L’indennità è calcolata in base alle stesse regole previste per l’indennità di maternità ed è pari quindi all’80% di un importo giornaliero individuato a seconda dell’attività autonoma svolta:
per gli artigiani e gli esercenti attività commerciali l’indennità è pari all’80% del limite minimo di retribuzione giornaliera fissata, rispettivamente per gli impiegati dell’artigianato e del commercio con riferimento all’anno in cui inizia l’indennità di paternità;
per i lavoratori autonomi agricoli (coltivatori diretti, coloni e mezzadri, imprenditori agricoli) l’indennità è pari all’80% del limite minimo di retribuzione per la qualifica di operai dell’agricoltura con riferimento all’anno precedente il parto (o l’ingresso in famiglia o in Italia in caso di adozione o affidamento);
per i pescatori, l’indennità è pari all’80% del salario giornaliero convenzionale per i pescatori della piccola pesca marittima e delle acque interne associati in cooperativa di cui alla legge 13.3.1958, n. 250, fissato per l’anno in cui inizia l’indennità di paternità.

Domanda
Per il conseguimento della prestazione, l’interessato deve presentare apposita domanda all’INPS, per ora ancora in modalità cartacea, entro il termine prescrizionale di un anno decorrente dal giorno successivo alla fine del periodo indennizzabile, utilizzando il modello SR01 (domanda di indennità maternità/paternità), appositamente aggiornato e disponibile sul sito istituzionale, nella sezione modulistica. La domanda dovrà essere inoltrata all’INPS di competenza tramite Posta Elettronica Certificata (serve la PEC, non è sufficiente una email ordinaria) o mezzo equivalente (raccomandata con ricevuta di ritorno o presentazione della domanda allo sportello).

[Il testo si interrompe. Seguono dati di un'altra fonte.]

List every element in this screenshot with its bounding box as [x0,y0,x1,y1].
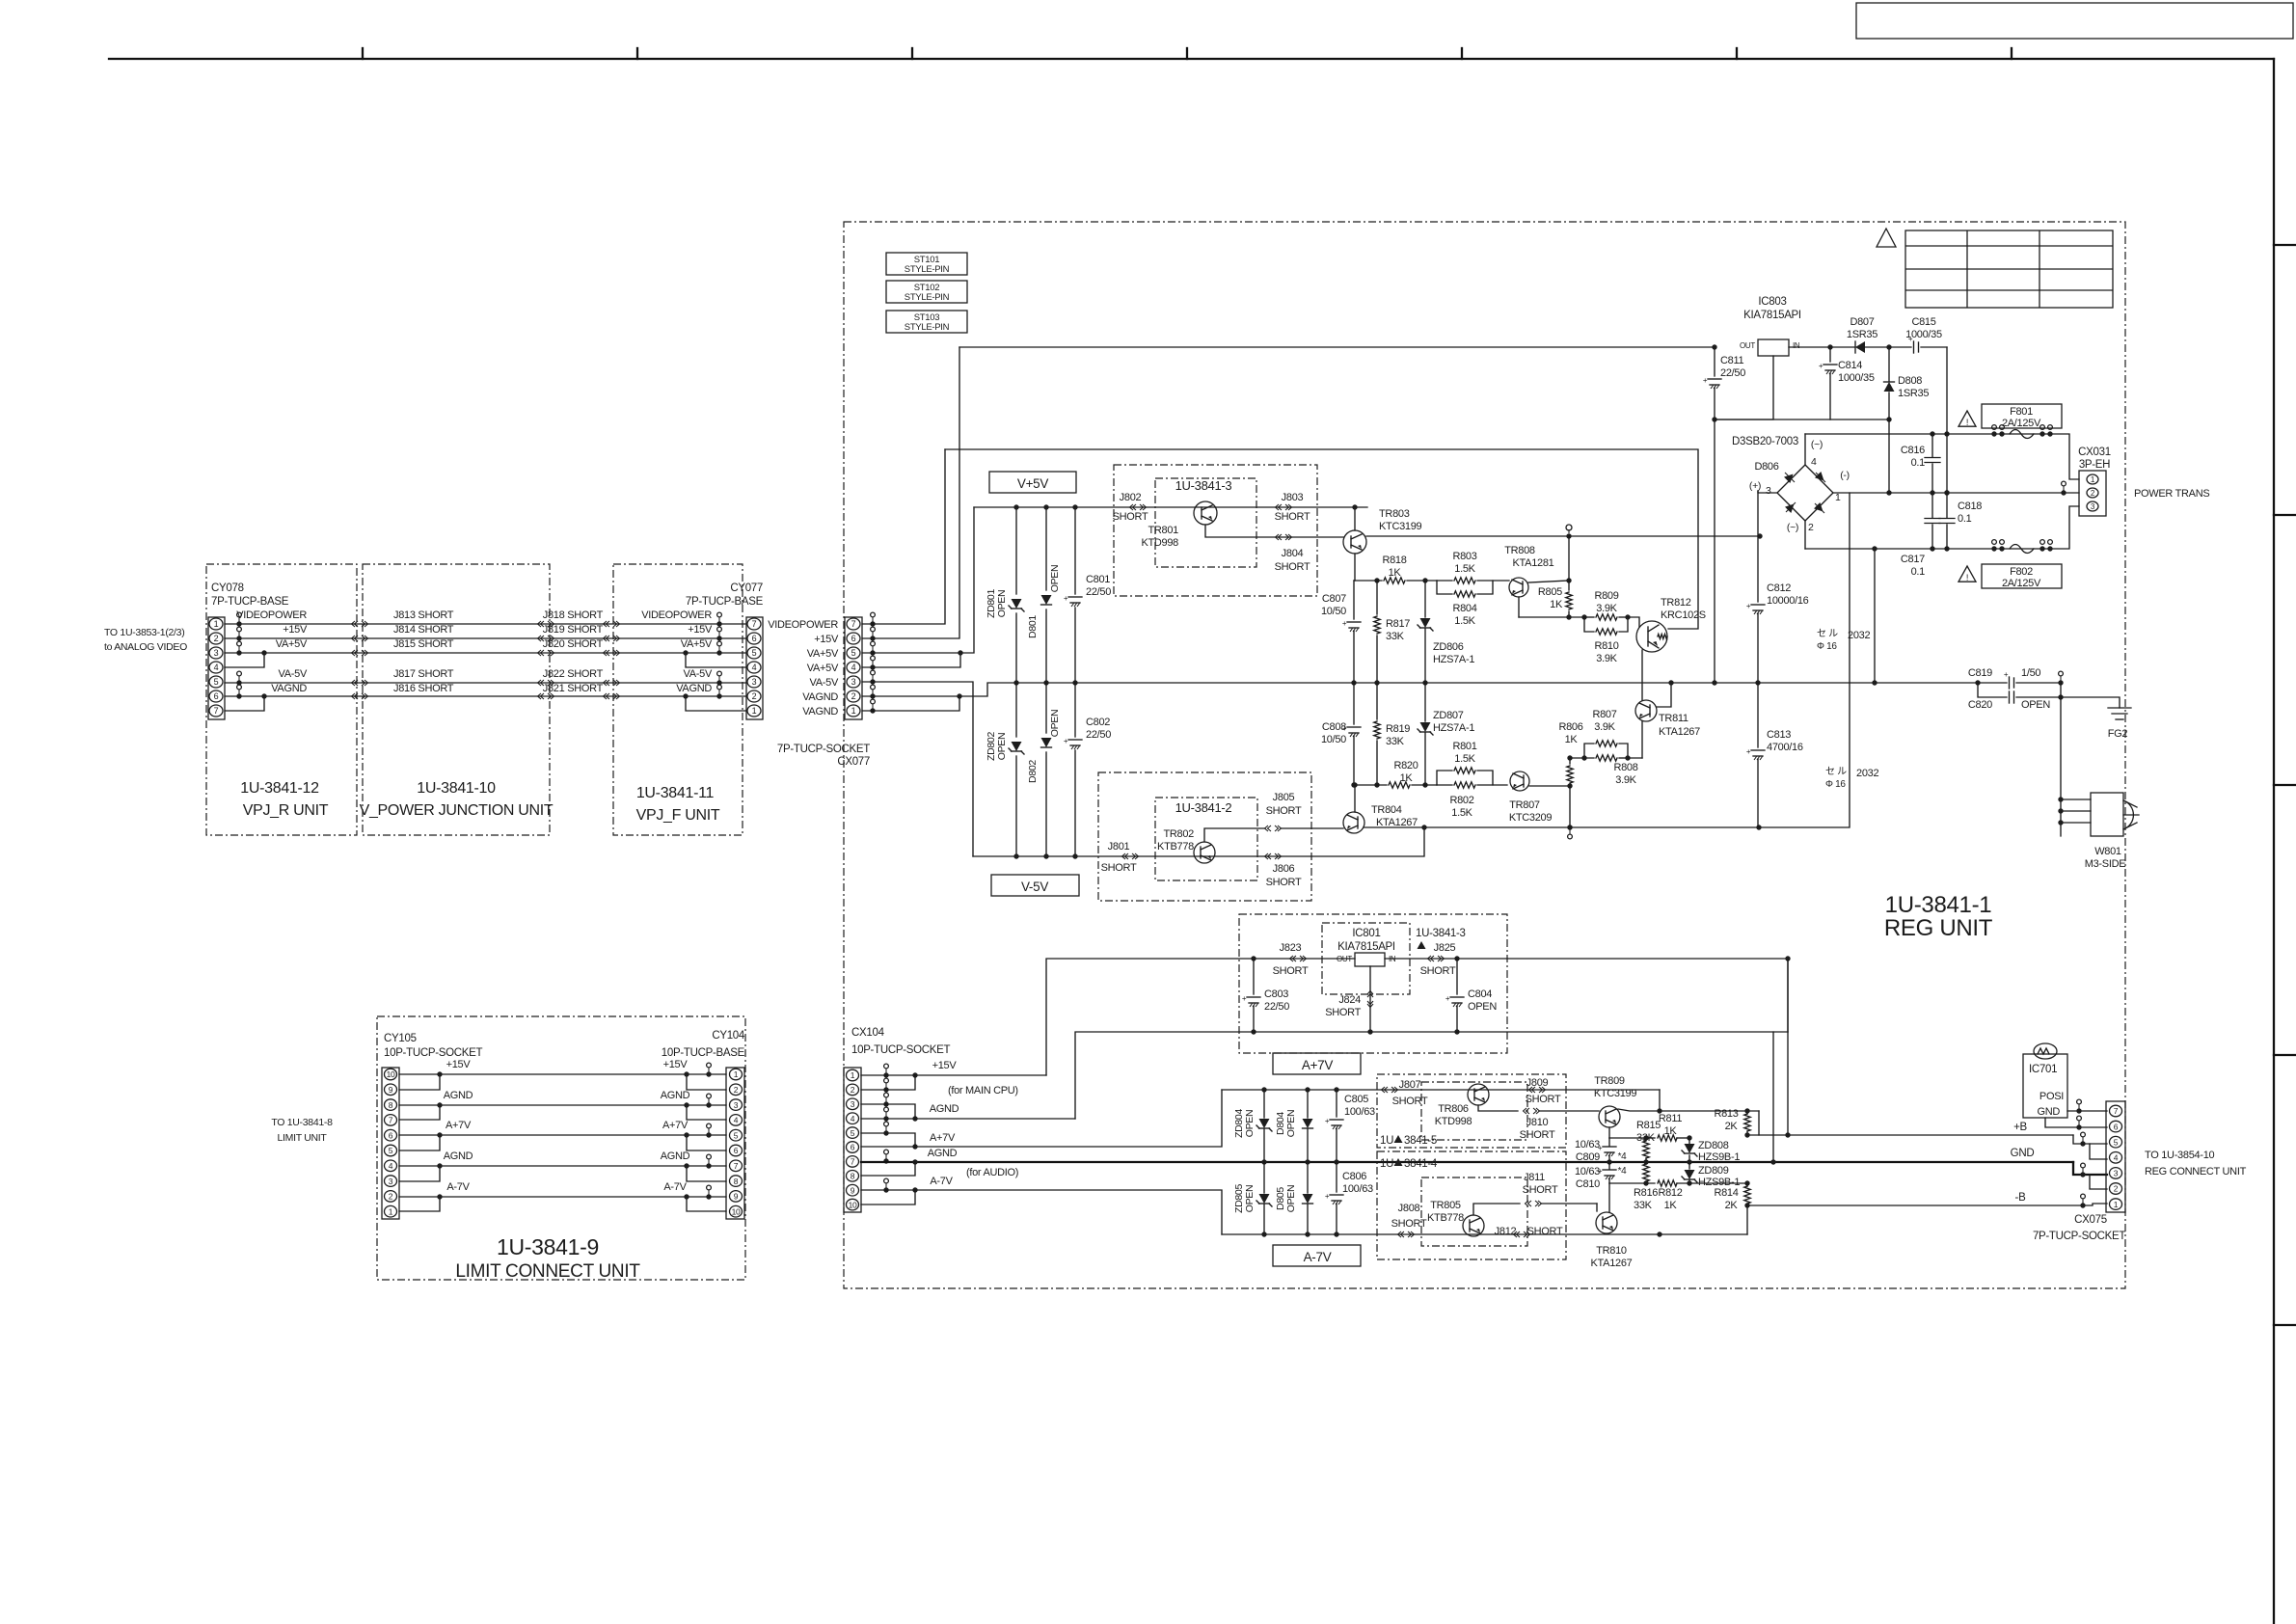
svg-text:R811: R811 [1659,1113,1682,1124]
svg-text:R817: R817 [1386,618,1410,630]
svg-text:SHORT: SHORT [1391,1218,1427,1230]
svg-text:(for AUDIO): (for AUDIO) [966,1167,1018,1178]
transistor TR802 KTB778 [1194,842,1215,863]
svg-text:C812: C812 [1767,582,1791,594]
regulator IC801 body [1355,953,1385,966]
svg-text:J816 SHORT: J816 SHORT [393,683,454,694]
stub CX104 pin8 [861,1162,915,1176]
svg-text:1U-3841-1: 1U-3841-1 [1885,892,1992,918]
IC701 motor symbol [2034,1043,2057,1059]
svg-text:2K: 2K [1725,1200,1739,1211]
wire CX104 pin6 A+7V [861,1090,1222,1147]
svg-text:3.9K: 3.9K [1594,721,1615,733]
resistor R820 1K [1389,782,1410,788]
svg-text:TO 1U-3854-10: TO 1U-3854-10 [2145,1150,2215,1161]
svg-text:33K: 33K [1636,1132,1656,1144]
svg-text:FG2: FG2 [2108,728,2128,740]
test pins CY104 side [706,1071,711,1076]
border: right ruler line [2273,59,2275,1624]
wire W801 pins [2061,798,2091,800]
svg-text:セ ル: セ ル [1817,628,1838,639]
resistor R818 1K [1384,578,1405,583]
transistor TR810 KTA1267 [1596,1212,1617,1233]
svg-text:22/50: 22/50 [1086,586,1111,598]
svg-text:J818 SHORT: J818 SHORT [543,609,604,621]
svg-text:TR801: TR801 [1148,525,1178,536]
svg-text:TR810: TR810 [1596,1245,1627,1257]
transistor TR805 KTB778 [1463,1215,1484,1236]
zener ZD805 (OPEN) column [1263,1162,1265,1193]
row y640 R809 R810 to TR812 [1519,616,1584,618]
svg-text:to ANALOG VIDEO: to ANALOG VIDEO [104,641,187,653]
svg-text:33K: 33K [1634,1200,1653,1211]
capacitor C807 10/50 column [1353,581,1355,619]
svg-text:7: 7 [752,619,757,629]
svg-text:R807: R807 [1592,709,1616,720]
svg-text:R806: R806 [1558,721,1582,733]
svg-text:5: 5 [851,648,856,658]
svg-text:KTB778: KTB778 [1157,841,1194,853]
svg-text:C814: C814 [1838,360,1862,371]
svg-text:33K: 33K [1386,736,1405,747]
jumper J825 SHORT [1428,956,1435,961]
rail V-5V y888 [973,827,1424,856]
svg-text:1U: 1U [1380,1135,1393,1147]
svg-text:1SR35: 1SR35 [1898,388,1929,399]
svg-text:+: + [1325,1117,1330,1125]
jumper J824 SHORT vertical [1369,966,1371,1032]
svg-text:J815 SHORT: J815 SHORT [393,638,454,650]
label ST101 STYLE-PIN box [886,253,967,275]
svg-text:VA-5V: VA-5V [279,668,308,680]
svg-text:R803: R803 [1452,551,1476,562]
svg-text:4: 4 [389,1161,393,1171]
wire +B into CX075 pin5 [2073,1135,2107,1144]
svg-text:R813: R813 [1714,1108,1738,1120]
svg-text:C819: C819 [1968,667,1992,679]
wire VAGND CY078-CY077 [225,695,746,697]
svg-text:(~): (~) [1811,439,1823,450]
svg-text:KTA1267: KTA1267 [1591,1258,1633,1269]
stub CY104 pin6 [687,1135,726,1150]
svg-text:A+7V: A+7V [662,1120,689,1131]
diode D801 (OPEN) column [1045,507,1047,590]
svg-text:SHORT: SHORT [1420,965,1456,977]
rail VAGND y707/708 long [1016,682,1978,684]
stub CY105 pin9 [399,1074,440,1090]
unit box 1U-3841-5 dashed [1377,1074,1566,1148]
svg-text:+: + [1746,747,1751,756]
svg-text:J810: J810 [1526,1117,1549,1128]
resistor R816 33K vertical [1643,1164,1649,1181]
wire VA+5V CY078-CY077 [225,652,746,654]
capacitor C811 22/50 column [1714,347,1715,376]
wire CX104 pin1 +15V [861,1074,1046,1076]
capacitor C808 10/50 column [1353,683,1355,724]
svg-text:8: 8 [389,1100,393,1110]
resistor R801 1.5K parallel upper [1437,771,1452,785]
bridge rectifier D806 diamond [1777,465,1833,521]
wire TR809 collector row y1152 [1618,1109,1759,1111]
svg-text:KIA7815API: KIA7815API [1743,310,1801,321]
stub CY104 pin10 [687,1197,726,1211]
svg-text:STYLE-PIN: STYLE-PIN [905,292,950,303]
stub CX075 pin2 [2090,1175,2107,1189]
wire to TR812 base [1628,617,1639,627]
svg-text:4: 4 [1811,456,1817,468]
svg-text:*4: *4 [1618,1166,1628,1177]
wire TR803 base-emitter rail y556 to bridge plus [1366,535,1760,537]
svg-text:10: 10 [849,1200,857,1209]
svg-text:+15V: +15V [932,1060,958,1071]
regulator IC803 body [1758,339,1789,356]
wire bridge bottom corner to AC rail y569 [1804,521,1806,549]
svg-text:7: 7 [2114,1106,2119,1116]
svg-text:OPEN: OPEN [1244,1110,1256,1138]
svg-text:KTA1267: KTA1267 [1376,817,1418,828]
wire TR811 emitter to R807 row [1641,721,1643,758]
transistor TR807 KTC3209 [1510,771,1529,791]
svg-text:VAGND: VAGND [676,683,712,694]
svg-text:10/63: 10/63 [1575,1166,1600,1177]
svg-text:7P-TUCP-BASE: 7P-TUCP-BASE [686,596,764,608]
capacitor C813 4700/16 column [1757,683,1759,747]
resistor R814 2K vertical [1744,1186,1750,1204]
svg-text:5: 5 [734,1130,739,1140]
svg-text:R814: R814 [1714,1187,1738,1199]
capacitor C815 1000/35 series [1889,346,1911,348]
svg-text:2032: 2032 [1848,630,1870,641]
svg-text:POWER TRANS: POWER TRANS [2134,488,2209,500]
svg-text:10: 10 [387,1069,395,1079]
revision table grid [1905,230,2113,308]
svg-text:2: 2 [734,1085,739,1095]
svg-text:4: 4 [214,663,219,672]
svg-text:C810: C810 [1576,1178,1600,1190]
svg-text:TR808: TR808 [1504,545,1535,556]
unit box 1U-3841-3 (dashed outer) [1114,465,1317,596]
svg-text:CY105: CY105 [384,1033,417,1044]
diode D807 1SR35 [1830,346,1855,348]
svg-text:3: 3 [1766,485,1771,497]
unit box 1U-3841-9 LIMIT CONNECT UNIT (dashed) [377,1016,745,1280]
svg-text:J806: J806 [1273,863,1295,875]
svg-text:A-7V: A-7V [930,1176,953,1187]
svg-text:SHORT: SHORT [1325,1007,1361,1018]
svg-text:R802: R802 [1449,795,1473,806]
wire +15V CY105.10-CY104.1 [399,1073,726,1075]
capacitor C814 1000/35 column [1829,347,1831,362]
svg-text:VA+5V: VA+5V [276,638,308,650]
wire IC701 GND to CX075 pin6 [2045,1118,2107,1127]
svg-text:AGND: AGND [661,1090,690,1101]
svg-text:0.1: 0.1 [1911,566,1926,578]
svg-text:TR805: TR805 [1430,1200,1461,1211]
svg-text:ZD806: ZD806 [1433,641,1464,653]
svg-text:REG UNIT: REG UNIT [1884,915,1993,941]
svg-text:CX075: CX075 [2074,1214,2107,1226]
svg-text:+: + [1064,594,1068,603]
svg-text:!: ! [1966,573,1968,582]
svg-text:0.1: 0.1 [1958,513,1972,525]
svg-text:1.5K: 1.5K [1454,615,1475,627]
svg-text:7: 7 [214,706,219,716]
svg-text:J814 SHORT: J814 SHORT [393,624,454,636]
svg-text:C808: C808 [1322,721,1346,733]
wire +B corner down [1758,1111,1760,1135]
svg-text:TO 1U-3841-8: TO 1U-3841-8 [271,1117,333,1128]
svg-text:C807: C807 [1322,593,1346,605]
unit box 1U-3841-3 inner dashed [1155,478,1256,567]
svg-text:1K: 1K [1400,772,1414,784]
svg-text:0.1: 0.1 [1911,457,1926,469]
svg-text:IN: IN [1793,341,1800,350]
svg-text:1U-3841-9: 1U-3841-9 [497,1234,599,1259]
svg-text:J801: J801 [1108,841,1130,853]
svg-text:SHORT: SHORT [1392,1096,1428,1107]
svg-text:R820: R820 [1393,760,1418,771]
svg-text:7: 7 [389,1116,393,1125]
svg-text:7: 7 [734,1161,739,1171]
svg-text:LIMIT CONNECT UNIT: LIMIT CONNECT UNIT [455,1261,640,1282]
connector CY105 pins 10-1 [385,1069,397,1080]
wire CX077 pin5 VA+5V up to V+5V rail [862,507,974,653]
wire bridge top corner to AC rail y450 [1804,434,1806,465]
capacitor C801 22/50 column [1074,507,1076,594]
svg-text:C801: C801 [1086,574,1110,585]
svg-text:+15V: +15V [814,634,839,645]
svg-text:+: + [1445,994,1450,1003]
wire A+7V rail down to TR809 collector [1659,1090,1661,1111]
svg-text:7: 7 [851,619,856,629]
svg-text:10000/16: 10000/16 [1767,595,1809,607]
svg-text:AGND: AGND [928,1148,958,1159]
svg-text:KRC102S: KRC102S [1661,609,1706,621]
stub CY078 pin4 VA+5V [225,653,264,667]
svg-text:(for MAIN CPU): (for MAIN CPU) [948,1085,1018,1096]
svg-text:J825: J825 [1434,942,1456,954]
svg-text:3.9K: 3.9K [1596,603,1617,614]
svg-text:VIDEOPOWER: VIDEOPOWER [768,619,838,631]
svg-text:7P-TUCP-SOCKET: 7P-TUCP-SOCKET [777,744,870,755]
svg-text:ZD807: ZD807 [1433,710,1464,721]
svg-text:1.5K: 1.5K [1451,807,1472,819]
svg-text:OPEN: OPEN [996,590,1008,618]
svg-text:KIA7815API: KIA7815API [1337,941,1395,953]
svg-text:D802: D802 [1027,760,1039,783]
svg-text:3: 3 [214,648,219,658]
svg-text:SHORT: SHORT [1113,511,1148,523]
svg-text:SHORT: SHORT [1273,965,1309,977]
svg-text:ZD809: ZD809 [1698,1165,1729,1177]
unit box 1U-3841-11 VPJ_F UNIT (dashed) [613,564,743,835]
svg-text:5: 5 [2114,1137,2119,1147]
wire CX077 pin6 +15V up to rail [862,347,959,638]
unit box 1U-3841-2 (dashed outer) [1098,772,1311,901]
svg-text:+15V: +15V [446,1059,472,1070]
test pins CX077 [870,621,875,626]
transistor TR809 KTC3199 [1599,1106,1620,1127]
wire VA-5V CY078-CY077 [225,682,746,684]
connector CY077 body [746,617,763,719]
svg-text:J812: J812 [1495,1226,1517,1237]
resistor R802 1.5K parallel lower [1437,784,1452,786]
wire TR804 collector up to R820 row [1354,785,1356,812]
connector CX077 body [845,617,862,719]
svg-text:C820: C820 [1968,699,1992,711]
svg-text:TR804: TR804 [1371,804,1402,816]
stub CX075 pin4 [2090,1144,2107,1159]
capacitor C810 10/63 column [1608,1162,1610,1169]
rail AGND y1070 [1075,1032,1788,1119]
svg-text:J802: J802 [1120,492,1142,503]
svg-text:VA-5V: VA-5V [684,668,713,680]
svg-text:AGND: AGND [444,1150,473,1162]
title block (empty) [1856,3,2293,39]
stub CY105 pin7 [399,1105,440,1120]
jumper J807 SHORT [1382,1087,1389,1093]
svg-text:OPEN: OPEN [996,733,1008,761]
svg-text:D3SB20-7003: D3SB20-7003 [1732,436,1798,447]
svg-text:1: 1 [1835,492,1841,503]
capacitor C820 OPEN series [1978,683,2007,697]
jumper J805 SHORT [1265,826,1272,831]
svg-text:J824: J824 [1338,994,1361,1006]
svg-text:KTC3199: KTC3199 [1379,521,1422,532]
svg-text:TR812: TR812 [1661,597,1691,609]
wire TR812 emitter down to TR811 [1641,650,1643,700]
jumper J802 SHORT [1130,504,1137,510]
svg-text:9: 9 [734,1192,739,1202]
svg-text:KTB778: KTB778 [1427,1212,1464,1224]
wire TR803 collector to V+5V rail [1354,507,1356,530]
svg-text:+: + [1746,602,1751,610]
wire AGND CY105.4-CY104.7 [399,1165,726,1167]
wire CX077 pin2 VAGND to ground rail [862,683,1016,696]
svg-text:ZD808: ZD808 [1698,1140,1729,1151]
svg-text:+: + [1703,376,1708,385]
svg-text:SHORT: SHORT [1266,877,1302,888]
svg-text:6: 6 [851,634,856,643]
resistor R805 1K vertical [1568,536,1570,590]
svg-text:SHORT: SHORT [1266,805,1302,817]
svg-text:2032: 2032 [1856,768,1878,779]
stub CY077 pin1 VAGND [686,696,746,711]
svg-text:1U-3841-2: 1U-3841-2 [1175,800,1232,815]
svg-text:2A/125V: 2A/125V [2002,418,2041,429]
svg-text:8: 8 [734,1177,739,1186]
svg-text:1K: 1K [1389,567,1402,579]
stub CX077 pin1 VAGND [862,696,959,711]
svg-text:A-7V: A-7V [1304,1250,1332,1264]
jumper J809 SHORT [1529,1087,1536,1093]
wire CX104 pin7 AGND thick rail [861,1161,2073,1163]
resistor R813 2K vertical [1744,1114,1750,1131]
row y602 R818 R803 R804 to TR808 [1354,580,1382,582]
resistor R804 1.5K parallel pair lower [1437,581,1452,594]
svg-text:1: 1 [851,1070,855,1080]
svg-text:1: 1 [734,1069,739,1079]
svg-text:C811: C811 [1720,355,1743,366]
svg-text:22/50: 22/50 [1086,729,1111,741]
svg-text:KTD998: KTD998 [1435,1116,1472,1127]
svg-text:1SR35: 1SR35 [1847,329,1877,340]
svg-text:C816: C816 [1901,445,1925,456]
zener ZD801 (OPEN) column [1015,507,1017,594]
svg-text:100/63: 100/63 [1342,1183,1373,1195]
svg-text:R809: R809 [1594,590,1618,602]
rail pin2 y511 from bridge minus corner [1833,492,2079,494]
svg-text:3: 3 [851,1099,855,1109]
transistor TR804 KTA1267 [1343,812,1364,833]
unit box 1U-3841-10 V_POWER JUNCTION UNIT (dashed) [363,564,550,835]
rail A+7V y1130 [1222,1089,1660,1091]
svg-text:1K: 1K [1664,1200,1678,1211]
svg-text:(+): (+) [1749,480,1761,492]
wire TR806 emitter to J810 row [1478,1105,1518,1111]
connector CX104 body [844,1068,861,1212]
svg-text:10/50: 10/50 [1321,606,1346,617]
resistor R819 33K column [1376,683,1378,719]
svg-text:R804: R804 [1452,603,1476,614]
svg-text:STYLE-PIN: STYLE-PIN [905,322,950,333]
svg-text:D807: D807 [1850,316,1874,328]
svg-text:D801: D801 [1027,615,1039,638]
svg-text:1: 1 [214,619,219,629]
wire TR810 emitter down to A-7V rail [1657,1232,1661,1236]
capacitor C812 10000/16 column [1757,536,1759,602]
rail A-7V y1280 [1222,1233,1747,1235]
stub CY078 pin7 VAGND [225,696,264,711]
unit box 1U-3841-4 dashed [1377,1151,1566,1259]
stub CX104 pin2 [861,1075,915,1090]
stub CY077 pin4 VA+5V [686,653,746,667]
svg-text:KTA1267: KTA1267 [1659,726,1700,738]
transistor TR808 KTA1281 [1509,578,1528,597]
connector W801 M3-SIDE [2091,793,2123,836]
svg-text:4700/16: 4700/16 [1767,742,1803,753]
stub CY105 pin1 [399,1197,440,1211]
svg-text:V+5V: V+5V [1017,476,1048,491]
svg-text:+: + [1342,619,1347,628]
svg-text:TR802: TR802 [1163,828,1194,840]
svg-text:1: 1 [389,1206,393,1216]
wire VIDEOPOWER CY078-CY077 [225,623,746,625]
svg-text:+: + [1325,1192,1330,1201]
svg-text:OUT: OUT [1740,341,1755,350]
label ST102 STYLE-PIN box [886,281,967,303]
jumper J808 SHORT [1398,1232,1405,1237]
svg-text:REG CONNECT UNIT: REG CONNECT UNIT [2145,1166,2247,1177]
wire +15V CY078-CY077 [225,637,746,639]
svg-text:1/50: 1/50 [2021,667,2040,679]
svg-text:4: 4 [2114,1153,2119,1163]
svg-text:R818: R818 [1382,555,1406,566]
svg-text:2A/125V: 2A/125V [2002,578,2041,589]
svg-text:R810: R810 [1594,640,1618,652]
wire C810 down to TR810 [1608,1183,1610,1212]
revision triangle [1877,229,1896,247]
row y786 R807 R808 from TR811 [1570,757,1594,759]
rail V+5V y526 [974,506,1367,508]
svg-text:VIDEOPOWER: VIDEOPOWER [236,609,307,621]
svg-text:10: 10 [732,1206,741,1216]
svg-text:J822 SHORT: J822 SHORT [543,668,604,680]
svg-text:GND: GND [2037,1106,2060,1118]
resistor R817 33K column [1376,581,1378,614]
rail +B y1177 [1747,1134,2073,1136]
svg-text:F801: F801 [2010,406,2033,418]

L’Istituto rende noto che, entro settembre, sarà data comunicazione dell’avvenuto aggiornamento delle applicazioni per l’acquisizione delle domande per via telematica. Successivamente, la domanda di paternità, anche per i casi in argomento, dovrà essere presentata esclusivamente in modalità telematica attraverso i consueti canali (WEB, Contact center multicanale o Patronati).

Per i periodi non fruiti dalla madre lavoratrice (dipendente o autonoma), in caso di morte o grave infermità della stessa, di abbandono del minore o di affidamento esclusivo del bambino al padre, il diritto si estende al padre. Non è prevista invece la possibilità di rinuncia all'indennità da parte della madre, lavoratrice dipendente o autonoma, a favore del padre autonomo.

L’INPS comunica che le applicazioni per l'acquisizione delle domande per via telematica sono state aggiornate per consentire l’acquisizione:

- in caso di adozione o affidamento preadottivo nazionale di un periodo fino a 5 mesi, a prescindere dall’età del minore;

- in caso di adozione o affidamento preadottivo internazionale, l’inserimento di periodi precedenti l'ingresso del minore in Italia.